Korean Studies Colloquium
Thursday, January 22, 2026 - 12:00pm

Hannah Kim

Associate Professor of History

University of Delaware

3600 Market Street, Suite 310

In the first half of the 20th century, much of what Americans knew about Korea came from missionaries.  Missionaries were the Americans who could claim the longest institutional knowledge about Korea:  from the final days of the last dynasty, through Japanese colonialism, and independence as a divided nation.  The government, media, and foreign policy elites looked to missionaries for information and sometimes missionaries and their children became the very knowledge producers of Korea for academic and political institutions.  But missionaries were often in conflict with their own mission boards about what their role should be in the host country and how much they should get involved in local politics.  Missionaries had to walk a fine line between protecting their own religious goals, navigating regional political turmoil, and interjecting into U.S. policy objectives.  In balancing religious and political interests, missionaries engaged in discussions of foreign affairs and helped frame America’s understanding of Korea’s people, politics, and aspirations.  In this talk, I will discuss my research at missionary archives and my findings on the history of mission work in Korea and its intertwining with U.S. and Korean transnational relations. 
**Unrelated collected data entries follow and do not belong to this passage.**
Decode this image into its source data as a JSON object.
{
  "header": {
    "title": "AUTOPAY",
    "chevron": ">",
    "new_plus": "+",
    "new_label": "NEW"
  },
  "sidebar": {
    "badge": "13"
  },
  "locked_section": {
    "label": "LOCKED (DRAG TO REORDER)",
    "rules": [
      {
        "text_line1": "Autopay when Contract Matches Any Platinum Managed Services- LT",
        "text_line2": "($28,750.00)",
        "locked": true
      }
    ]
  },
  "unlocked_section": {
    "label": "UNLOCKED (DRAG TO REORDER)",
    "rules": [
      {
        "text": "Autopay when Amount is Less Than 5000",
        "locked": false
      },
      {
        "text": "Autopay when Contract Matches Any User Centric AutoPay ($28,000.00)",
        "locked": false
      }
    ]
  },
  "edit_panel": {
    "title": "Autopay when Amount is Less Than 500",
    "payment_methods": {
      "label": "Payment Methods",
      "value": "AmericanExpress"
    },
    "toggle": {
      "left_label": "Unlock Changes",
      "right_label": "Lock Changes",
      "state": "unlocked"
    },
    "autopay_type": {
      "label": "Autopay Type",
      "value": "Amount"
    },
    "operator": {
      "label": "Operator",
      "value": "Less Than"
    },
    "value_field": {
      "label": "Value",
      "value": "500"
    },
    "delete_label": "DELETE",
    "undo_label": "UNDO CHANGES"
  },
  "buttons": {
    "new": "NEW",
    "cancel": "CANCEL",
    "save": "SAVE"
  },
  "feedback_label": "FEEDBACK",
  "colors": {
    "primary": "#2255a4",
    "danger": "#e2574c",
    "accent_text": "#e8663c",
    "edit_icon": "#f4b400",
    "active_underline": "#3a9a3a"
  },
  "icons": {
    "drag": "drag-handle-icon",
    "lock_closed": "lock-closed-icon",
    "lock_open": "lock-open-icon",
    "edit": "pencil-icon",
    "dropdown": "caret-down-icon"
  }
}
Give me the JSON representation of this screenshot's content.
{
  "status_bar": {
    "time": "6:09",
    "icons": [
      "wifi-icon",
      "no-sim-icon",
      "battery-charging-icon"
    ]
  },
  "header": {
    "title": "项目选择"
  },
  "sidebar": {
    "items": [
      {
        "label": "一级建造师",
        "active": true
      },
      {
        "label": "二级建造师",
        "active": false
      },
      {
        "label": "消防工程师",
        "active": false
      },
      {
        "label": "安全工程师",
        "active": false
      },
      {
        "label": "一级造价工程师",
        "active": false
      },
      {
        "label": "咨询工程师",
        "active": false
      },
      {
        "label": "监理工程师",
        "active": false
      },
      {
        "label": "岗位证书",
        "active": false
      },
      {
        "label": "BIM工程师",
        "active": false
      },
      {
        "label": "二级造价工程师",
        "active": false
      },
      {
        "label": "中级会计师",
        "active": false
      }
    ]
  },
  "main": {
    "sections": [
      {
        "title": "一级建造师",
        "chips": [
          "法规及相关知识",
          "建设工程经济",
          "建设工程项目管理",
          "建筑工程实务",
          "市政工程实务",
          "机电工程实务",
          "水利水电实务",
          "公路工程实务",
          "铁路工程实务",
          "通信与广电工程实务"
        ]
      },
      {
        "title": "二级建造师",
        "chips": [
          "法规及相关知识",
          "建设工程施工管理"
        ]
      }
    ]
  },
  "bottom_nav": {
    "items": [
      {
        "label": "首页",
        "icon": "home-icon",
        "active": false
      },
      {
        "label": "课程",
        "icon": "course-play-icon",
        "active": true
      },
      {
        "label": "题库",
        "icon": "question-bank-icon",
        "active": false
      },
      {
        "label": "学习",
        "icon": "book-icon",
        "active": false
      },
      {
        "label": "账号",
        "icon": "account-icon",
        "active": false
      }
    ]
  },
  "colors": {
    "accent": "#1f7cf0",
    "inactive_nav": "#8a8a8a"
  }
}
​Hannah Kim studies U.S. and Korean relations in the early to mid-twentieth century. Her book, Ties that Bind: People and Perception in U.S. and Korean Transnational Relations, 1905-1965 (University of Nebraska Press, 2025) examines how a transnational community of people such as missionaries, mission board members, academics, journalists, expatriates, adoptive parents, and government officials helped shape American perceptions of Korea and Koreans. Her article, “Death in Philadelphia, 1958: The Murder of In-Ho Oh and the Politics of Cold War America," won the Urban History Association's Arnold Hirsch Award for the best article in a scholarly journal and was a finalist for the Pacific Coast Branch of the AHA's Robert W. Cherney Article Award. Professor Kim is also the co-coordinator of the History/Social Studies Education program at the University of Delaware.  She along with other faculty study and suggest strategies to recruit and retain students from underrepresented groups in teacher education.  Diversity in education remains a strong interest in Professor Kim's work in teacher preparation and with local K-12 schools.